The Lynn Lee Lab's research is focused on elucidating the mechanisms driving childhood leukemias using functional genomics and cutting-edge molecular biology techniques. Our specific areas of research are as follows:

MBNL1-mediated RNA processing in MLL-rearranged acute leukemia

Our laboratory recently described how we found the RNA binding protein MBNL1 to be highly upregulated in MLL-rearranged leukemia.  We subsequently showed that knockdown of MBNL1 preferentially resulted in MLL-rearranged leukemia cell death, and in collaboration with Dr.

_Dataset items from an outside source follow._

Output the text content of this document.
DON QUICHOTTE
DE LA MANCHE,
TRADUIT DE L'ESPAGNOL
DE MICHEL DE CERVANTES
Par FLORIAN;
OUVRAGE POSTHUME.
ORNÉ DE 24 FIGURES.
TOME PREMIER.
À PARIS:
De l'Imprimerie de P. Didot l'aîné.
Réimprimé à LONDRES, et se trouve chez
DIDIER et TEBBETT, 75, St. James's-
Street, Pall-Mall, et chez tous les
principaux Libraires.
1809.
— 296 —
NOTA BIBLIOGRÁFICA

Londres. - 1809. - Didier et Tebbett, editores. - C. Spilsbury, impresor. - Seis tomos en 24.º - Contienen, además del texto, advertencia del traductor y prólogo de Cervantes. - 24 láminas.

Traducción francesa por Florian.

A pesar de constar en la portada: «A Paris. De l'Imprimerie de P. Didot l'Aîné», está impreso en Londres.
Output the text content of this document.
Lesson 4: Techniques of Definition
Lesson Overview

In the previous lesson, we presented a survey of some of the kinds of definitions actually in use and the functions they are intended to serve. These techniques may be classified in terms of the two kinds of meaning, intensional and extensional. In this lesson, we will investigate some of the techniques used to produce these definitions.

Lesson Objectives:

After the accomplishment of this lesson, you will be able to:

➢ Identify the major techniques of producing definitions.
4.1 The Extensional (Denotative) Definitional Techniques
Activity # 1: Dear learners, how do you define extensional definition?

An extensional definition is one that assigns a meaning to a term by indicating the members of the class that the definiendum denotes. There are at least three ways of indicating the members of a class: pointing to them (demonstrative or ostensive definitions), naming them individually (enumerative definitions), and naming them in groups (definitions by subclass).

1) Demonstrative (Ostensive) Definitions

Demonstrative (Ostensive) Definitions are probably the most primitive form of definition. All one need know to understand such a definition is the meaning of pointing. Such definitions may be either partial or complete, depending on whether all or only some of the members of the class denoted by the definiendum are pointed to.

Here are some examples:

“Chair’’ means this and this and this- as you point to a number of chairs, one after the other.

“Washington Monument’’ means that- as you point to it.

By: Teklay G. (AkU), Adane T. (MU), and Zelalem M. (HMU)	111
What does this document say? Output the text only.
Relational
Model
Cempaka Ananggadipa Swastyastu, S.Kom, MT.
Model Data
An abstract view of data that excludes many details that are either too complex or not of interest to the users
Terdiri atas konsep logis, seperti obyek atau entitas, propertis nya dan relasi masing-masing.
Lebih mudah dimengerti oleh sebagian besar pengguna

Nathan Salomonis, showed a characteristic missplicing signature that included key genes involved in MLL leukemia pathogenesis.  We are continuing to investigate and better understand our observations using technologies such as long-read sequencing and CLIP-seq. Furthermore, we are developing assays to screen compound libraries for small-molecule inhibitor candidates, with the eventual goal of developing a clinical candidate.

Target discovery with in vivo CRISPR screening in leukemia xenografts

In collaboration with the lab of Dr. Jim Mulloy and their expansive collection of pediatric leukemia xenografts, we have developed methods to optimally perform targeted CRISPR screens in vivo in order to identify novel dependencies and thus therapeutic targets. Our focus has been on high-risk leukemias, such as ETO2/GLIS2-rearranged acute megakaryoblastic leukemia.